I like Dr. Beattie extremely. I am quite happy he made this visit. My dearest Mrs. Delany told me he had been formerly amongst the first of men in his social powers; but family calamities had greatly altered him. I was truly sorry to hear his sad fate, but as I had not known him in his happier days, I found him now all I could wish him.

Mrs. Delany, according to an almost general custom, came for me the next morning early, in her chaise, to air with her. She was met by the King, who rode up to her, and asked whither she was going. "Only to spend one quarter of an hour with Miss Burney, sir," was her answer. "But you may keep her two hours," cried he, "this morning — or as long as you will." And then he rode up to the Queen's carriage, and having spoken to her, returned again to Mrs. Delany, with a confirmation of the permission. They were going to Kew.

We made use of the licence, by driving to Mr. Bryant, at Cypenham. We found him in his garden, encompassed with his numerous family of dogs. His fondness for these good animals is quite diverting: he makes them his chief companions, and speaks to them as if they were upon terms of equality with him. He says they regularly breakfast with him, and he then gives them his principal lesson how to behave themselves.

After all, where is the philosopher wise enough to be all-sufficient to himself? A man had better arrange himself with a family of human beings, after the common mode, at once.

It was extremely amusing to see his anxiety that his children should not disgrace themselves. My dear Susan is not more solicitous for her Fanny and Nordia. "Come, now, be good! Be good, my little fellows! — don't be troublesome! Don't jump up on Mrs. Delany! Miss Burney, I'm afraid they are in your way. Come, my little fellows, keep back! — pray do. There! — there's good dogs! — keep back!" And then, when they persevered in surrounding Mrs.
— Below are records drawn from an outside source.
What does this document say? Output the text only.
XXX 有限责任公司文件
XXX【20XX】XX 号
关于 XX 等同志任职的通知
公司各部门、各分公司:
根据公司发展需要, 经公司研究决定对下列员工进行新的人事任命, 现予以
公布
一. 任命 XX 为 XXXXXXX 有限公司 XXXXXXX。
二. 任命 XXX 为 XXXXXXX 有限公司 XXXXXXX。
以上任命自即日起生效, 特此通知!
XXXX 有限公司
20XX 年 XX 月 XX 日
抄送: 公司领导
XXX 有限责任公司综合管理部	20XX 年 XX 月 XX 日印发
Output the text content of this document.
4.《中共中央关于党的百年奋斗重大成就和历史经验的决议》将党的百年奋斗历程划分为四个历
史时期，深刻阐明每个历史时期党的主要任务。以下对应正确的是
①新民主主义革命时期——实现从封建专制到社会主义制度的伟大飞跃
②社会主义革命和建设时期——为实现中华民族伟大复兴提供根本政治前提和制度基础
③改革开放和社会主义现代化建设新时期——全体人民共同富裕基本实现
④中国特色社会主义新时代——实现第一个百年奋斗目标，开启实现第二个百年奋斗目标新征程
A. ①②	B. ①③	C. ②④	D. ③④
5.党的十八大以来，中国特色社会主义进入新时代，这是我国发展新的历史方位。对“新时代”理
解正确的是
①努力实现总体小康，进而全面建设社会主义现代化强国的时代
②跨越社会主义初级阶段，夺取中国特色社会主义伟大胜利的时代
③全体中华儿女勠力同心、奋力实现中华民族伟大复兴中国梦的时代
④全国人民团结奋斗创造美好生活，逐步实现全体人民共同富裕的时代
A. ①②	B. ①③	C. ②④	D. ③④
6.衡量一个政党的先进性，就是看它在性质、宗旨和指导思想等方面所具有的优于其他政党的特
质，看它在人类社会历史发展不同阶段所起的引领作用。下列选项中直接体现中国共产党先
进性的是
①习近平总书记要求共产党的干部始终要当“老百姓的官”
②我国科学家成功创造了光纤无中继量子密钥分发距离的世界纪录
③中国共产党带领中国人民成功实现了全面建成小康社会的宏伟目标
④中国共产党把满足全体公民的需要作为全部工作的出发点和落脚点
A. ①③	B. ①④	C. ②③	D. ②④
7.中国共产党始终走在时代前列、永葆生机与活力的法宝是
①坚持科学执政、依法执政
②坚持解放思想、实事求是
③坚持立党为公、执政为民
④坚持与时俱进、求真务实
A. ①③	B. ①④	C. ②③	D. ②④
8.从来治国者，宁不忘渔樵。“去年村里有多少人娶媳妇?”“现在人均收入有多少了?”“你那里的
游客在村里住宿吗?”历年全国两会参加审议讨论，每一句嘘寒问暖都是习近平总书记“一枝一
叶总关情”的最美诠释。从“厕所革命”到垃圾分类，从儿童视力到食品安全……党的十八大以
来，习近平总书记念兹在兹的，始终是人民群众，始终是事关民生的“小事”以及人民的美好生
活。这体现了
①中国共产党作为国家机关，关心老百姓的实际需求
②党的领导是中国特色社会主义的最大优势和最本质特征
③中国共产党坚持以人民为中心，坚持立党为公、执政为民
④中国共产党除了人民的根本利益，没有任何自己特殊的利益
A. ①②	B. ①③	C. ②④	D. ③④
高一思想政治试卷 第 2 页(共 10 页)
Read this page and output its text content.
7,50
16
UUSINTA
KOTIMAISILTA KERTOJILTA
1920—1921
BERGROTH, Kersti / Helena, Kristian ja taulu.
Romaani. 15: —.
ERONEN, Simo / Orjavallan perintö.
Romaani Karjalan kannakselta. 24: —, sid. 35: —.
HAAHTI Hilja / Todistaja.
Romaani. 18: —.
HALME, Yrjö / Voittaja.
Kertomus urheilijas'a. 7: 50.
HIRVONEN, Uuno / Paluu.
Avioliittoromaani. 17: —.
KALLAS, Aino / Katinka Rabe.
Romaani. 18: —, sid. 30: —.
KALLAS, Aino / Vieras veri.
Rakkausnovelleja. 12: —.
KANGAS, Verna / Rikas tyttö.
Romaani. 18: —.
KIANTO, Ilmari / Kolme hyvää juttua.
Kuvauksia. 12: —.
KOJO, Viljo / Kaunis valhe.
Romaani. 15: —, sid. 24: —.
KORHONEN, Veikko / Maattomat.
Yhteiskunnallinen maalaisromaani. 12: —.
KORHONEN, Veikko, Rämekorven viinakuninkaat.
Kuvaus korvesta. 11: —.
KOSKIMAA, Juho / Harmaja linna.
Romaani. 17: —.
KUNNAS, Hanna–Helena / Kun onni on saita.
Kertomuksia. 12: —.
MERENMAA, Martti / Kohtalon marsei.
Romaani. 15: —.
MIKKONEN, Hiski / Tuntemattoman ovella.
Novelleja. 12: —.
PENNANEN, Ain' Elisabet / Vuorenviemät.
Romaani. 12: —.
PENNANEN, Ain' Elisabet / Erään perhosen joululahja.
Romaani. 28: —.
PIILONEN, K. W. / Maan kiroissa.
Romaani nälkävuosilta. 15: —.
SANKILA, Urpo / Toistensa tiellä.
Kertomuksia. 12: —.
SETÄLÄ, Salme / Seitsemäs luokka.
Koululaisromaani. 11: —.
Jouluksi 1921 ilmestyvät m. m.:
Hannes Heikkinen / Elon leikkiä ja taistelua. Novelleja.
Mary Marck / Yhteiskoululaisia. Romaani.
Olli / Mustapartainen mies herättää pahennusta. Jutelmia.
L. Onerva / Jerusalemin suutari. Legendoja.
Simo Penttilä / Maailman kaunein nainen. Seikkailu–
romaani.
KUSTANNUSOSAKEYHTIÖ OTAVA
Delany — too kind and too easy to mind them — he addressed them quite with pathos: "My sweet dogs! — oh, my sweet dogs! — don't! — don't! — my sweet dogs!"

Well! — we are all born to have some recreation, and I should certainly do the same, had I nothing else alive about me.

We returned in very good time, and I was just dressed as Dr. Beattie arrived. I had taken all proper measures, and therefore received him very comfortably.

He was very cheerful and very charming. He seems made up of gentleness and benevolence, yet with a disposition to decent mirth, and an enjoyment of humour and sport, that give an animation to his wildness truly engaging. You would be surprised to find how soon you would forget that he is ugly and clumsy, for there is a sort of perfect good-will in his countenance and his smile, that is quite captivating.

I told him of my visit to Mr. Bryant and his dogs. He laughed very heartily, but outdid my account by another-of a gentleman who always partook a mess of hasty pudding with a favourite hound, which was the breakfast of both. "And when," said he, "the dog happened to infringe on his share, he only gave him a knock on the nose, to set him right, and then ate quietly on with him!"

This introduced many other little "contes a rire," which chiefly occupied the time he had to bestow upon me, or rather the time I had to solicit his stay, for he went not till that was over.

I longed to have spoken of his Immutability of Truth, which I truly think a glorious work, but I had not courage. I feared it might look like a return of compliment, which I could not bear. For, to be sure, I had it to return! I have heard nothing like what fell from him since under this roof I came; and I will not refrain, as his good opinion was equally gratifying and surprising to me, telling you what he most dwelt upon. "What, most," cried he, "has struck me, is all that concerns a species of distress the most common in life, yet most neglected in representation — that of people of high cultivation and elegance forced to associate with those of gross and inferior capacities and manners. 'Tis a most just and most feeling distress; yet you, as you have stated, have it now."

Whether he meant Evelina with the Branghtons, or Henrietta with her mother and Mr. Hobson, I know not. Will you say, Why could not you ask?

I saw no more of him, to my great regret. He left Windsor the next day.